The present study found that the volume of sclerotic bone and the BMD were closely associated with the radiographic progression, which has potentials for the prediction of radiographic progression when being integrated together. Moreover, as mentioned above, the volume of sclerotic bone and the BMD grow with disease duration. This may explain why different conclusions were made when discussing the effect of sclerotic boundary on the radiographic progression. Previous researchers analyzed the sclerotic rim in a single follow-up time point, but the sclerotic rim would grow with time.

There are several limitations to the study. According to our analysis, disease duration could only explain the changes in the osseous structure to a limited extent (Table 2). The bone repair process in ONFH remains largely unknown. Several different biological processes are involved in this process, including oxidative stress, angiogenesis, bone turnover, and inflammation [2]. Our finding was consistent with the present understanding of the bone repair process. Secondly, only a small sample size of participants without a history of operative treatment was included in the present study, since most patients with large lesions should have undergone operative treatments.
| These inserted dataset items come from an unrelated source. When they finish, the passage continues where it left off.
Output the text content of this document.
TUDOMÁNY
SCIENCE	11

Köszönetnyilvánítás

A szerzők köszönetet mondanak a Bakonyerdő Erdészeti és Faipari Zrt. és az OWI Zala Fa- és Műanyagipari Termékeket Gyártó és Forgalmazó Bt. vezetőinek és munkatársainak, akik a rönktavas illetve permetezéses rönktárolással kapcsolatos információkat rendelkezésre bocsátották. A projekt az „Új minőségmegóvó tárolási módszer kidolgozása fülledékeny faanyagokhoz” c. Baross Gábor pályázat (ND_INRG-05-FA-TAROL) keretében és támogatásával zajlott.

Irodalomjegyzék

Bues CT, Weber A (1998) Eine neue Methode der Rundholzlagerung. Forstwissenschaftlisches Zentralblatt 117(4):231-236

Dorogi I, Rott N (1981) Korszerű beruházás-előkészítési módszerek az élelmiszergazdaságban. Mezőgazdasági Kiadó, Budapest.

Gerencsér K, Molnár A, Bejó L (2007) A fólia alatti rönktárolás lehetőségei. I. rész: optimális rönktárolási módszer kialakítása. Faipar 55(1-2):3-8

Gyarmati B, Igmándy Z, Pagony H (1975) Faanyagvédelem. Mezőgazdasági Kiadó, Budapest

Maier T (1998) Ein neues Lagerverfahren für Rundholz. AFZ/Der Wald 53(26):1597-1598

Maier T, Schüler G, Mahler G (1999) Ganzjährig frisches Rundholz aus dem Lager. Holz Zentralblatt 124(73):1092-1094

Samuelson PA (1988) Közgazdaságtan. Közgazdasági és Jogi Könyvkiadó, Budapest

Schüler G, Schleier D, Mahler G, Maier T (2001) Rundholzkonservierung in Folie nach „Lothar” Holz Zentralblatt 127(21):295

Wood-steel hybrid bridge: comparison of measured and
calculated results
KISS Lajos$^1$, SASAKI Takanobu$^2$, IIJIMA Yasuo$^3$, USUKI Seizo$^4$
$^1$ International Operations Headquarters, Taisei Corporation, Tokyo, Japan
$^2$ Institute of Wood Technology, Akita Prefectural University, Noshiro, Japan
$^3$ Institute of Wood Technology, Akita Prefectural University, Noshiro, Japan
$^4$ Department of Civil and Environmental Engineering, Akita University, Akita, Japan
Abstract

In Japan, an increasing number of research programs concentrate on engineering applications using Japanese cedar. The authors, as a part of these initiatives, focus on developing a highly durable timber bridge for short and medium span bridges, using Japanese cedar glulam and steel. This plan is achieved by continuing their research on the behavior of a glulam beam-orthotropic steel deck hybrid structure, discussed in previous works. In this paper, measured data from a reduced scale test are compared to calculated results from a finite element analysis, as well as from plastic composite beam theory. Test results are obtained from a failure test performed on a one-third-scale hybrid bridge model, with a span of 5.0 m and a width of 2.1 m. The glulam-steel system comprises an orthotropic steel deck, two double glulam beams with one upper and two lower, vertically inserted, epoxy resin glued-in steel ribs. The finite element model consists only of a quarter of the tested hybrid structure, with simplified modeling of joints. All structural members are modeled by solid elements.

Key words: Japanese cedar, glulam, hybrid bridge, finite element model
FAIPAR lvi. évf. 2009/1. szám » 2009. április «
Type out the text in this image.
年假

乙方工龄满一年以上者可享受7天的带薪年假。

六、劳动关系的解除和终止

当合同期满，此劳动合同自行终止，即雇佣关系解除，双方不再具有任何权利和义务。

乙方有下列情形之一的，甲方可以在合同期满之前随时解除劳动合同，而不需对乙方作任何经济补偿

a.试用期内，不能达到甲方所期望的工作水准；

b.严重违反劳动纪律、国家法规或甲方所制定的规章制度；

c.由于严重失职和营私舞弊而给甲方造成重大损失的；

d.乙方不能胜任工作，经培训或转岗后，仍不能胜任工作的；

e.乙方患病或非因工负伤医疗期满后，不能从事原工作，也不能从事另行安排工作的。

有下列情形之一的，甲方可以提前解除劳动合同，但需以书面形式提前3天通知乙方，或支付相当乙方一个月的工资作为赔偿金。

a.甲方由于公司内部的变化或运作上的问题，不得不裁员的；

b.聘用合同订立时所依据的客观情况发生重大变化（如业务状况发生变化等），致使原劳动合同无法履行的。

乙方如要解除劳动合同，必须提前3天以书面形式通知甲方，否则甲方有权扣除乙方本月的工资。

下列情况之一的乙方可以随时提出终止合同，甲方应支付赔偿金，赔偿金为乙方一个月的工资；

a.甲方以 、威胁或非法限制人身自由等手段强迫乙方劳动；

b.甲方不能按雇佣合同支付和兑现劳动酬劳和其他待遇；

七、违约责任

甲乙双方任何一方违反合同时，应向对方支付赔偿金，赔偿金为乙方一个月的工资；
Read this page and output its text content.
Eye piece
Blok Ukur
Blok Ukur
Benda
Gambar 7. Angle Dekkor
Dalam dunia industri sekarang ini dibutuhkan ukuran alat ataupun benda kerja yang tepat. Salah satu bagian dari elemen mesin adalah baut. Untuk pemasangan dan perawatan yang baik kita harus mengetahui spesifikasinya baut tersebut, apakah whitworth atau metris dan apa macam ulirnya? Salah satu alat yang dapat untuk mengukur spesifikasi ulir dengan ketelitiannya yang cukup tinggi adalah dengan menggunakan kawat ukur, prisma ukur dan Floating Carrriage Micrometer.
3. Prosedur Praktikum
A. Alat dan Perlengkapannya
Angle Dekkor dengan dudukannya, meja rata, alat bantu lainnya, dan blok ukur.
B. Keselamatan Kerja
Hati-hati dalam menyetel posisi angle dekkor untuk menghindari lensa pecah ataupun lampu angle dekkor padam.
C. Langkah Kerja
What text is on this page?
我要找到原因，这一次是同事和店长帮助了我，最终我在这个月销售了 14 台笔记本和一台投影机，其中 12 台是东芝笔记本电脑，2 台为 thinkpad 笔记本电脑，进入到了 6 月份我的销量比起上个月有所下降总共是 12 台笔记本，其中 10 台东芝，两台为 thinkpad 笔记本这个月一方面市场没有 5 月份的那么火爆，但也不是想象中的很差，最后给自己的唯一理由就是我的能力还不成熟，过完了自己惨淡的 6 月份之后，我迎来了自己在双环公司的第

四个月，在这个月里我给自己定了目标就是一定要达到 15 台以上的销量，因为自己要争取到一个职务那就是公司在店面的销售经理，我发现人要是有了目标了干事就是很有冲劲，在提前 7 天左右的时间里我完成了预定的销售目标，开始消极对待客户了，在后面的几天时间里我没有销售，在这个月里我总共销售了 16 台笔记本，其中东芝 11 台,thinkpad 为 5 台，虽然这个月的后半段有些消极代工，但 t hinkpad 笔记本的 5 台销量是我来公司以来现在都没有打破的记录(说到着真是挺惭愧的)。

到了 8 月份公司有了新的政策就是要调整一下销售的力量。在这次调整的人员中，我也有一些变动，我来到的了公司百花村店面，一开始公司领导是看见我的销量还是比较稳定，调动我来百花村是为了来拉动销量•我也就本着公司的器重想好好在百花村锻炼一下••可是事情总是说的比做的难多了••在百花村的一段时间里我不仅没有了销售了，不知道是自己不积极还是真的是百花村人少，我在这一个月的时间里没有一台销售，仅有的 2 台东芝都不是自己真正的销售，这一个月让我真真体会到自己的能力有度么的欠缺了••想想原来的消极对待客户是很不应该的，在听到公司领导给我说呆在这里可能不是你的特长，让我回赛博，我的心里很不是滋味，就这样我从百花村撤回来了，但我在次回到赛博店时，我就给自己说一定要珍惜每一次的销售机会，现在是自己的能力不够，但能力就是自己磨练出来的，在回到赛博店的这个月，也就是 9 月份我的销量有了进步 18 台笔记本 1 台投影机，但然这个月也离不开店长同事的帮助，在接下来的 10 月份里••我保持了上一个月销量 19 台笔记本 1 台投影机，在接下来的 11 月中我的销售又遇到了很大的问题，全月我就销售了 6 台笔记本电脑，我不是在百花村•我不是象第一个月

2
Thirdly, we abandoned to analyze the evolution of the same lesions of the same participants, since it is not ethical to perform CT scannings on the same participant in the interval of every 3 months. Fourthly, the radiographic progression is defined by the collapse or progressive collapse in the follow-up duration of 1 year. Thus, the prediction performance of the integrated indicators should be strictly limited to a short term of not more than 1 year. Lastly, this was a retrospective study, and we only included patients without collapse or with mild collapse. Hence, the evolution pattern of the osseous structure reported in the present study should be carefully reconsidered before it was used for the evaluation of patients with severe collapse.

In conclusion, the present study used a classification segmentation method to analyze the osseous structure within the femoral head instead of segmenting and analyzing the necrotic lesion. We found the dynamic evolution process of the osseous structures that the volume of sclerotic bone and the BMD grow with disease duration, but the volume of soft tissue decreases. The volume of sclerotic bone and the BMD are closely associated with the occurrence and progression of collapse. Hence, the collapse risk might change with disease duration due to the dynamic evolution of the osseous structure. Our findings might complement the static collapse risk evaluation method which only includes lesion size and lesion location, and help explain the controversial debates regarding the effect of osseous structure on radiographic progression.